Death registration times increasing in Wales
Bereaved families in Wales are having to wait longer to arrange funerals as figures show the time between death and registration is getting longer.
General Register Office data shows death registration times in almost all Welsh counties have increased in the five years to 2016.
Increased demand, more deaths referred to coroners and delays in obtaining paperwork have been blamed for delays.
The Local Government Association said it was working on reducing the time.
All deaths, except those that need investigating by a coroner, must be registered with the local authority within five days by law.

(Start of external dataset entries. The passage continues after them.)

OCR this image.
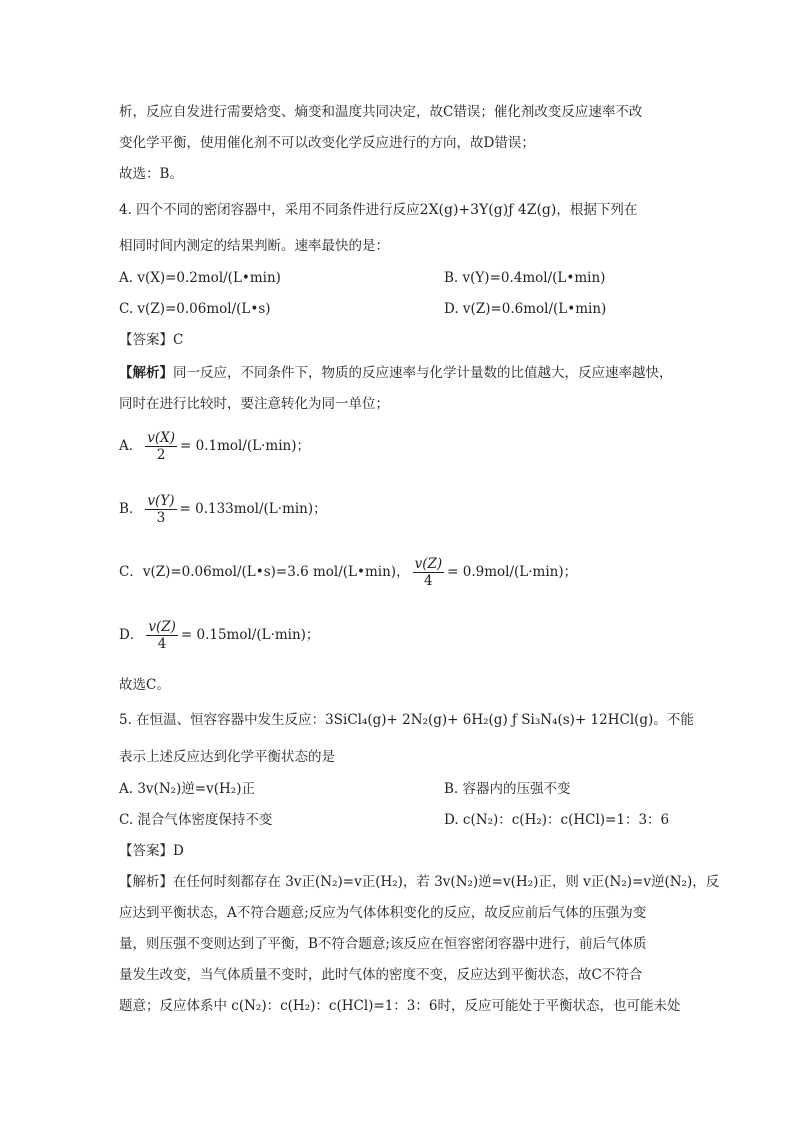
析，反应自发进行需要焓变、熵变和温度共同决定，故C错误；催化剂改变反应速率不改
变化学平衡，使用催化剂不可以改变化学反应进行的方向，故D错误；
故选：B。
4. 四个不同的密闭容器中，采用不同条件进行反应2X(g)+3Y(g)ƒ 4Z(g)，根据下列在
相同时间内测定的结果判断。速率最快的是：
A. v(X)=0.2mol/(L•min)	B. v(Y)=0.4mol/(L•min)
C. v(Z)=0.06mol/(L•s)	D. v(Z)=0.6mol/(L•min)
【答案】C
【解析】同一反应，不同条件下，物质的反应速率与化学计量数的比值越大，反应速率越快，
同时在进行比较时，要注意转化为同一单位；
A． $\frac{v(X)}{2} = 0.1mol/(L\cdot\min)$；
B． $\frac{v(Y)}{3} = 0.133mol/(L\cdot\min)$；
C．v(Z)=0.06mol/(L•s)=3.6 mol/(L•min)， $\frac{v(Z)}{4} = 0.9mol/(L\cdot\min)$；
D． $\frac{v(Z)}{4} = 0.15mol/(L\cdot\min)$；
故选C。
5. 在恒温、恒容容器中发生反应：3SiCl₄(g)+ 2N₂(g)+ 6H₂(g) ƒ Si₃N₄(s)+ 12HCl(g)。不能
表示上述反应达到化学平衡状态的是
A. 3v(N₂)逆=v(H₂)正	B. 容器内的压强不变
C. 混合气体密度保持不变	D. c(N₂)：c(H₂)：c(HCl)=1：3：6
【答案】D
【解析】在任何时刻都存在 3v正(N₂)=v正(H₂)，若 3v(N₂)逆=v(H₂)正，则 v正(N₂)=v逆(N₂)，反
应达到平衡状态，A不符合题意;反应为气体体积变化的反应，故反应前后气体的压强为变
量，则压强不变则达到了平衡，B不符合题意;该反应在恒容密闭容器中进行，前后气体质
量发生改变，当气体质量不变时，此时气体的密度不变，反应达到平衡状态，故C不符合
题意；反应体系中 c(N₂)：c(H₂)：c(HCl)=1：3：6时，反应可能处于平衡状态，也可能未处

The LGA - which represents English and Welsh councils - said the delays were due to external reasons such as increased demand in appointments, deaths being referred to coroners and delays in obtaining the necessary paperwork from the certifying doctor or coroner.
In Wales, the longest delays were in Neath Port Talbot and Wrexham, with just six out of 10 deaths registered within five days in 2016.

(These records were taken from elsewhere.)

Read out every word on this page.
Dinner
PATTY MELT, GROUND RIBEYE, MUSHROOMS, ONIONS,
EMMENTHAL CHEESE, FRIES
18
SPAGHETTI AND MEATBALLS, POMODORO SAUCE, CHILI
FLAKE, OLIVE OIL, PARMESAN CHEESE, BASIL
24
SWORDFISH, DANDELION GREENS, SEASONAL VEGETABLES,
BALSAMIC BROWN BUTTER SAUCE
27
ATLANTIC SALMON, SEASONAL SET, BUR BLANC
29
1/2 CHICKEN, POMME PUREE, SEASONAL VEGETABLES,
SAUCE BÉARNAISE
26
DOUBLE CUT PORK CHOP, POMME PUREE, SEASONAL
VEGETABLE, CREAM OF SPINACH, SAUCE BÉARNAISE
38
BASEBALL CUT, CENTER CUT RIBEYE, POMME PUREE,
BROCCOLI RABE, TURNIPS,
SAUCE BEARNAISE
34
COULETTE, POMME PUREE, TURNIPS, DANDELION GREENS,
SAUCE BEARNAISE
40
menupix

That was compared with eight out of 10 in 2011.
Neath Port Talbot council said it "strives to provide a responsive service" and it had raised the issue of delays with GPs, the coroner, the health board and pathologists.
The only Welsh area where registration times improved was Anglesey, with a rise from 84.8% to 87%.
Across England and Wales in 2011, 77% of deaths were registered within five days. By 2016, that had fallen to just 64%.